Pulitzer, as in the prize. Some say “pyoo-lit-zer”. Others say “pull-it-zer”. The family says it’s the latter.
I have a weird mnemonic stuck in my head for this one, thanks to newspaper columnist Dave Barry, who used to talk about the “Pullet Surprise.”
That merger is part of the local accent here. It seems to have to do with vowel narrowing before /n/. Most American accents do this to some degree with /æn/ (-an). But people around here narrow that vowel so much that they also wind up having to narrow /ɛn/ (-en) as well.
I actually lost the merger due to schooling. My early elementary teachers taught phonics and insisted on a single consistent vowel for all “Short E” as well as “short i”. And I have said “pen” before and a local with the merger thought I said “pan.”
Where I come from, you might think that the local football team is called the Bangles.
Manic Monday Night Football?
That’s how I say it (Chicago/Great Lakes dialect.) At least I can’t hear a difference between how I say “Bengels” and “Bangles.”
Similar to Carnegie. Supposedly it’s “car-NEGG-ie”. But everyone says CAR-neh-gie.
The Andrew Carnegie Foundation donates to NPR a lot - I suspect so they can have announcers say “this program is made possible by a grant from the Andrew Car-NEGG-ie Foundation”. But the other day, one of them said it the unapproved but ubiquitous way. I think it’s a losing battle. You hear that, CAR-neh-gie?
Huh - in my head it’s always been Car knee jee Hall. Whether that’s a mispronunciation of my own invention, or I heard it said that way, I don’t know.
Here in Western PA it’s pronounced car-NAY-gee. Pittsburgh has Carnegie Hall, the town of Carnegie, and a billion Carnegie Libraries. CAR-nuh-gee is that fancy schmancy performance hall in New York.
The same with gigawatt. See Back to the Future.
By that logic, every English speaker lisps when saying this, that, thanks, think. You use your preference for how a certain letter should be pronounced and apply that to another language. Compare English and German Volkswagen, where English speakers use the V and W in the English way, whereas Germans say Folksvagen. Do you think they have some kind of speech impediment? Because that’s what you’re claiming about Spanish lisping.
You’ve got some very wrong ideas about Spanish, and that’s about all I’ve got to say.
Cairo, Egypt: ˈkaɪrəʊ
Cairo, Georgia: ˈkeɪroʊ / kay-ro
Those are different words and the experts on either all pronounce it the same way. ![]()

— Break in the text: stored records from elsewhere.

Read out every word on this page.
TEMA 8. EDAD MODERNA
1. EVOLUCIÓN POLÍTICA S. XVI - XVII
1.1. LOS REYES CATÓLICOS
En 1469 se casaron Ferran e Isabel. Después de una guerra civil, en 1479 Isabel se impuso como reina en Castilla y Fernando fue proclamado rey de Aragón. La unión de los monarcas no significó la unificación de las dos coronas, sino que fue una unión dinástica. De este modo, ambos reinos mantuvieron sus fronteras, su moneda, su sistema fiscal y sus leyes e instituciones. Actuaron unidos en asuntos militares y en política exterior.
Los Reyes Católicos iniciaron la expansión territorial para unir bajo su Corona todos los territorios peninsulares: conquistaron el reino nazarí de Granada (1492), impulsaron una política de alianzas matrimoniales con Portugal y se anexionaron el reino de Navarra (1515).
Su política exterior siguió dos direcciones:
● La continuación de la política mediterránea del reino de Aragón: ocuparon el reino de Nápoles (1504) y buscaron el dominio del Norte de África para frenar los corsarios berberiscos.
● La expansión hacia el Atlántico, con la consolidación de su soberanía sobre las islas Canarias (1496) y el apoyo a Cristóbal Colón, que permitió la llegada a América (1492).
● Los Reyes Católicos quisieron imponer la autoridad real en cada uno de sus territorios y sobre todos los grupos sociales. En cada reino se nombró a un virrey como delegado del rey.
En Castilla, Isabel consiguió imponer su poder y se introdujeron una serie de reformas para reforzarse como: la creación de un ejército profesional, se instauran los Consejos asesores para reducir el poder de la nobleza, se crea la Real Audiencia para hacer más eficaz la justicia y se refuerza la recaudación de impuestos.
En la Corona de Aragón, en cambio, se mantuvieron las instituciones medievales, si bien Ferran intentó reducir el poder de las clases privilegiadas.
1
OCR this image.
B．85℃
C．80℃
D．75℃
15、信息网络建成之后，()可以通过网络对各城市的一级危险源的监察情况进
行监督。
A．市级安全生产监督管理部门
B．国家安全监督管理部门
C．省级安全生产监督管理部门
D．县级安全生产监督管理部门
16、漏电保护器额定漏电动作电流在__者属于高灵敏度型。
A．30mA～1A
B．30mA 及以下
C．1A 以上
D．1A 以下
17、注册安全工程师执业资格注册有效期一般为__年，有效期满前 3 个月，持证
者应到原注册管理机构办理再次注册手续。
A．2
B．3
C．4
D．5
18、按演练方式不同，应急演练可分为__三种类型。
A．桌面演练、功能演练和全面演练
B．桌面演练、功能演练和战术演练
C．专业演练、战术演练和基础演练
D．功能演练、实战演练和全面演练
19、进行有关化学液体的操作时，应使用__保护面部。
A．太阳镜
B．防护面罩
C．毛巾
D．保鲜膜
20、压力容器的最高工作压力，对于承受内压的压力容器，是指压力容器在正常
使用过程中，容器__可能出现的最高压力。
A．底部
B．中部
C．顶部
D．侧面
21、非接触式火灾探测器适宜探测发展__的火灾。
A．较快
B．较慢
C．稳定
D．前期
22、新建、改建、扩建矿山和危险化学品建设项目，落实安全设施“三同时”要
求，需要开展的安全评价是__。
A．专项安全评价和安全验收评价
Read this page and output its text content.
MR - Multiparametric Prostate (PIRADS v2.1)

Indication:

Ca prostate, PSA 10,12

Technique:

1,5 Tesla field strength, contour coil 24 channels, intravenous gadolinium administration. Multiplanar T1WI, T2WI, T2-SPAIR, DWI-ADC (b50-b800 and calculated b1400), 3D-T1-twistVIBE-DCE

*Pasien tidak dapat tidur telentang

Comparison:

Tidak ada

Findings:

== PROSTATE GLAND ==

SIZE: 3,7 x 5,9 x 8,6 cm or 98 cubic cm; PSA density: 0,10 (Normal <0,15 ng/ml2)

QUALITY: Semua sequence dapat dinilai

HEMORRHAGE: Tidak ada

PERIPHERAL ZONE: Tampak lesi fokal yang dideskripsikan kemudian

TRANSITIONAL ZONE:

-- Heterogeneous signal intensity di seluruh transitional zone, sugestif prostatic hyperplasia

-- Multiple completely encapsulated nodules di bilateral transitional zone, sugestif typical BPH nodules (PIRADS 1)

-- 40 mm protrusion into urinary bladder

I don’t think it’s so much a wrong idea about Spanish as it is differing definitions of “lisp” - I know that Spaniards pronounce certain words differently than Latin Americans. But “lisp” doesn’t simply mean the “c” in certain words is pronounced as a “th” would be in English. “Lisp” means that there is a speech impediment involved , that the sound is supposed to be pronounced one way and the person is unable to do so. An entire country ( or even region) cannot have a lisp - when it’s that widespread it’s an accent or a dialect, not a speech impediment.
Cairo Illinois is also “KAY-ro”
Ditto for this Northeast Ohioan.
I think you’re bending over backwards to be even handed here. @alovem is wrong to call it a lisp, notwithstanding the fact that this has been a common informal way to describe it, attributable to an urban legend about its origin. Castilian speakers do not all have a speech impediment.
100%.
When I pronounce Garbiñe Muguruza with a “tha” at the end but Paola Suárez with a “ez” at the end, do I lose my lisp mid sentence?
This is a nutty, if not downright offensive, characterization.
Hint: Muguruza is from Spain, Suárez is from Argentina.
My bolding:
Yes, obviously. Who in their right mind would claim otherwise?
I don’t know what urban legend you’re talking about, and I use the word lisp as a description of the consonant sound, without implying that there’s any kind of speech impediment. There’s probably a more technical word to describe it, but it’s common IME to refer to that as lisping.